Attendu que Bachar K. se présente notamment comme un champion d’échecs et le directeur de la publication du magazine Europe Echecs, tandis que son épouse Anne G., avec laquelle il détenait l’intégralité du capital de la société Echecs Promotion Organisation (dont Christophe B. fut “rédacteur en chef » de 1997 à 2002), est journaliste pour la radio belge RTBF et à Europe Echecs ;

Attendu que Christophe B., journaliste de profession, édite un blog (ou site internet personnel) intitulé “Echecs 64, le blog echecs de C. B.“, hébergé par la société 20 Minutes France dont le représentant légal est Pierre-Jean B. ;

Attendu que Bachar K. et Anne G. épouse K. poursuivent les passages suivants (selon la numérotation et l’ordre repris dans l’assignation) issus de deux articles diffusés sur ce blog :

1) dans l’article intitulé “EE : 3 mises en examen et une menace de mort” et mis en ligne le 15 avril 2008 :

2.1 “Tout a débuté en lisant le numéro d’Europe Echecs de novembre 2007. Un oeil distrait I‘ours. L‘ours est la colonne où est inscrit le nom du rédacteur en chef des collaborateurs, du gérant etc. Tiens, ce n‘est plus Sandrine M. Cette jeune femme de paille est la compagne de Grégory V., maquettiste à EE et fils de Mme K., correctrice, gratuite à EE et collaboratrice qui signe sous son nom de jeune fille, G.

« Un an plus tard la jeune Sandrine M. est à bout. Sa tête est trop petite pour le large chapeau que lui fait porter Babar K. et sa femme. Certes elle est gérante de paille…

En réalité, Babar K. dirige tout dans le journal. Jusqu’ici rédacteur en chef et directeur de la publication à titre bénévole, pourquoi est-il sorti soudainement du bois ? Pourquoi est-il maintenant le gérant de « Promotion Jeux de l’Esprit”, la société qui édite EE ? Pourquoi être responsable devant la loi en cas de pépin financier ou juridique ? Non, pas lui et pas ça…”

“De femme de paille, elle est devenue en quelques jours dame de fer. Et Babar a contre-attaqué a tempo… sans savoir qu’il laisserait sa dame en prise dans l’affaire !

2.2 “… je suis tombé sur plusieurs bombes. Voici la plus explosive. D‘autres suivront.
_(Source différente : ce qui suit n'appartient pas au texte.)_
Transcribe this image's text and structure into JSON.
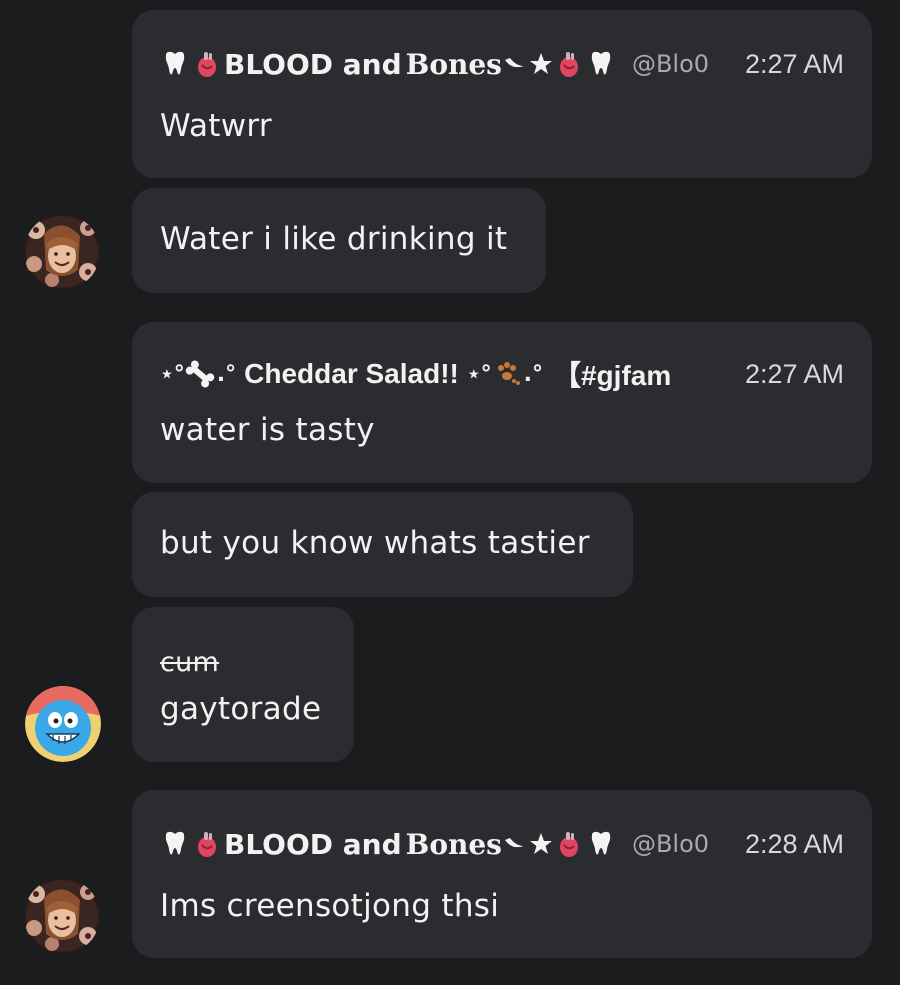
{
  "messages": [
    {
      "name_before": "BLOOD and ",
      "name_fancy": "Bones",
      "handle": "@Blo0",
      "time": "2:27 AM",
      "text": "Watwrr"
    },
    {
      "text": "Water i like drinking it"
    },
    {
      "name_prefix": "⋆°",
      "name": "Cheddar Salad!!",
      "name_suffix": "⋆°",
      "tag": "【#gjfam",
      "time": "2:27 AM",
      "text": "water is tasty"
    },
    {
      "text": "but you know whats tastier"
    },
    {
      "struck_text": "cum",
      "text": "gaytorade"
    },
    {
      "name_before": "BLOOD and ",
      "name_fancy": "Bones",
      "handle": "@Blo0",
      "time": "2:28 AM",
      "text": "Ims creensotjong thsi"
    }
  ],
  "icons": {
    "tooth": "tooth-icon",
    "heart": "anatomical-heart-icon",
    "bone": "bone-icon",
    "paw": "paw-prints-icon",
    "pentagram": "pentagram-icon"
  },
  "colors": {
    "background": "#1b1c1e",
    "bubble": "#2b2c2f",
    "text": "#f2f2f2",
    "muted": "#a9aaae"
  }
}
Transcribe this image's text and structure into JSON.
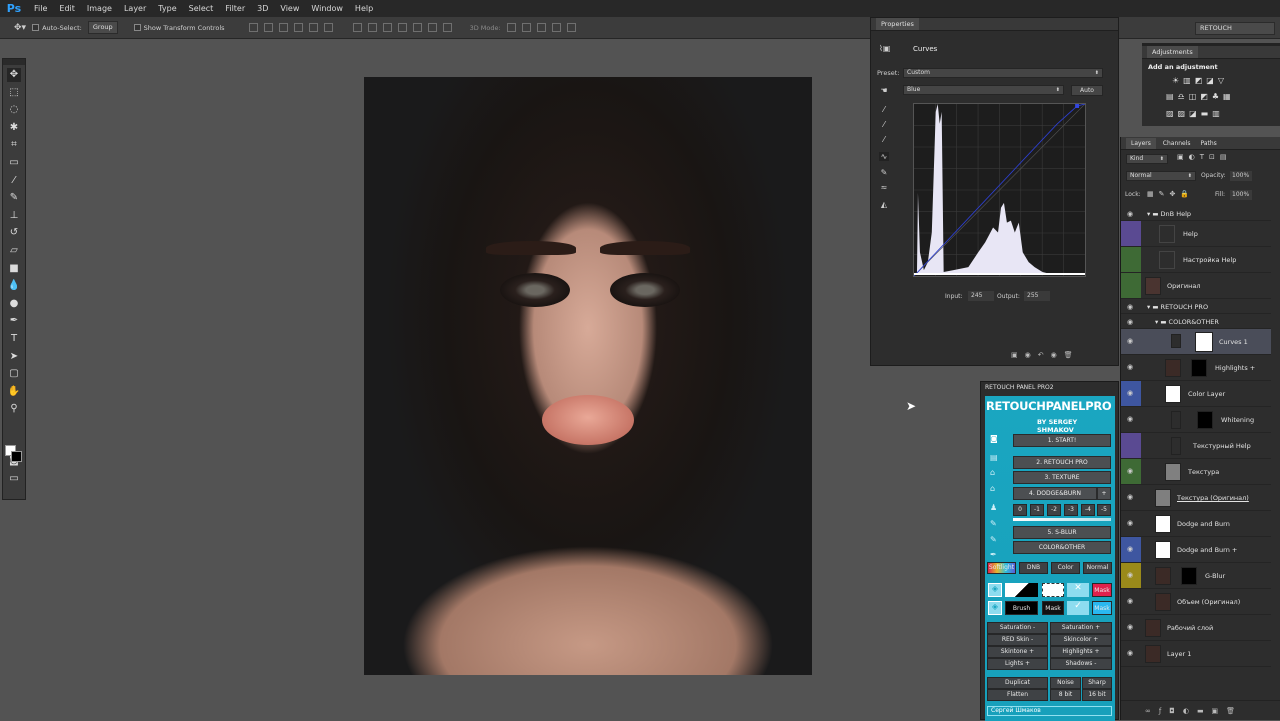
{
  "app": {
    "logo": "Ps"
  },
  "menu": [
    "File",
    "Edit",
    "Image",
    "Layer",
    "Type",
    "Select",
    "Filter",
    "3D",
    "View",
    "Window",
    "Help"
  ],
  "options": {
    "auto_select_label": "Auto-Select:",
    "auto_select_value": "Group",
    "transform_label": "Show Transform Controls",
    "mode_3d": "3D Mode:",
    "workspace": "RETOUCH"
  },
  "properties": {
    "title": "Properties",
    "panel_name": "Curves",
    "preset_label": "Preset:",
    "preset_value": "Custom",
    "channel": "Blue",
    "auto": "Auto",
    "input_label": "Input:",
    "input_value": "245",
    "output_label": "Output:",
    "output_value": "255"
  },
  "adjustments": {
    "title": "Adjustments",
    "subtitle": "Add an adjustment"
  },
  "layers_panel": {
    "tabs": [
      "Layers",
      "Channels",
      "Paths"
    ],
    "kind": "Kind",
    "blend": "Normal",
    "opacity_label": "Opacity:",
    "opacity": "100%",
    "lock_label": "Lock:",
    "fill_label": "Fill:",
    "fill": "100%"
  },
  "layers": [
    {
      "name": "DnB Help",
      "type": "group"
    },
    {
      "name": "Help",
      "type": "adj"
    },
    {
      "name": "Настройка Help",
      "type": "adj"
    },
    {
      "name": "Оригинал",
      "type": "photo"
    },
    {
      "name": "RETOUCH PRO",
      "type": "group"
    },
    {
      "name": "COLOR&OTHER",
      "type": "group"
    },
    {
      "name": "Curves 1",
      "type": "curves"
    },
    {
      "name": "Highlights +",
      "type": "photo"
    },
    {
      "name": "Color Layer",
      "type": "white"
    },
    {
      "name": "Whitening",
      "type": "adj"
    },
    {
      "name": "Текстурный Help",
      "type": "adj"
    },
    {
      "name": "Текстура",
      "type": "gray"
    },
    {
      "name": "Текстура (Оригинал)",
      "type": "gray"
    },
    {
      "name": "Dodge and Burn",
      "type": "white"
    },
    {
      "name": "Dodge and Burn +",
      "type": "white"
    },
    {
      "name": "G-Blur",
      "type": "photo"
    },
    {
      "name": "Объем (Оригинал)",
      "type": "photo"
    },
    {
      "name": "Рабочий слой",
      "type": "photo"
    },
    {
      "name": "Layer 1",
      "type": "photo"
    }
  ],
  "retouch": {
    "title": "RETOUCH PANEL PRO2",
    "brand": "RETOUCHPANELPRO",
    "author": "BY SERGEY SHMAKOV",
    "steps": [
      "1. START!",
      "2. RETOUCH PRO",
      "3. TEXTURE",
      "4. DODGE&BURN",
      "5. S-BLUR",
      "COLOR&OTHER"
    ],
    "plus": "+",
    "levels": [
      "0",
      "-1",
      "-2",
      "-3",
      "-4",
      "-5"
    ],
    "modes": [
      "Softlight",
      "DNB",
      "Color",
      "Normal"
    ],
    "mask": "Mask",
    "brush": "Brush",
    "adj_left": [
      "Saturation -",
      "RED Skin -",
      "Skintone +",
      "Lights +"
    ],
    "adj_right": [
      "Saturation +",
      "Skincolor +",
      "Highlights +",
      "Shadows -"
    ],
    "util": [
      "Duplicat",
      "Noise",
      "Sharp",
      "Flatten",
      "8 bit",
      "16 bit"
    ],
    "footer": "Сергей Шмаков"
  },
  "colors": {
    "accent": "#2fa2ff",
    "panel_cyan": "#1aa6c1",
    "selected_layer": "#4a4d59"
  }
}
Car un Babar, ça trompe énormément !

2.3 “1) MIle M. aurait été menacée de mort par arme blanche.
2) Mme K. et un homme qui serait son amant ont fait 24 h de garde à vue.

3) M et Mme K. et le soi-disant amant ont un point commun : ils sont mis en examen en vrac pour menace de mort, usage de faux documents et abus de bien social.
4) M et Mme K. et le soi-disant amant ont un autre point commun : ils doivent pointer régulièrement à la gendarmerie !”

Note : pour éviter de faire encore plus de mal aux mis en examen, aucun commentaire insultant ou diffamant ne sera publié ; ils seront validés a posteriori…

Cet homme est-il son amant ?“

2.4 “Bref Babar & Co jouent une partie perdante avec trois pions de moins. Et cette menace de mort a réveillé en sursaut les vieux dossiers des impôts et de l’Urssaf (rien que 350 000 francs dans la vase pour cette dernière dans les années 2000) de Besançon. De son côté, le Procureur de la République est paraît-il très motivé. D‘ici à ce qu’il se mette à jouer aux échecs et ce sera le pompon !

2.5 “Reste une question : dans ce genre de configuration, Babar K. a toujours mystérieusement passé entre les gouttes. Chance de cocu, influences de ses frères franc-maçons (eh oui, il en est…) ou protection à plus haut niveau ? En tous cas, à Besançon, on ne rigole plus ou plutôt si. Car pour l’instant, tout est acté : on dirait même du vaudeville,

Mais elle ne dit rien ou ne sait rien des notes de frais astronomiques de Babar K. : la voiture de Madame et de Monsieur K. payées par PJE ? C’est sûrement normal pour une revue d’échecs… Une société de presse sans salarié avec un capital de 300 euros ? Sûrement une vraie fausse blague !

Avec les impôts, l’issue est connue et mat. La seule chance, c‘est la négociation. Un peu quand on est pauvre, beaucoup quand on a un peu d’argent ou passionnément quand on s’appelle Bernard Tapie. Devant cet échec et mat annoncé…

2.6 “N’écoutant que son courage légendaire, Babar K. a en effet envoyé sa femme négocier »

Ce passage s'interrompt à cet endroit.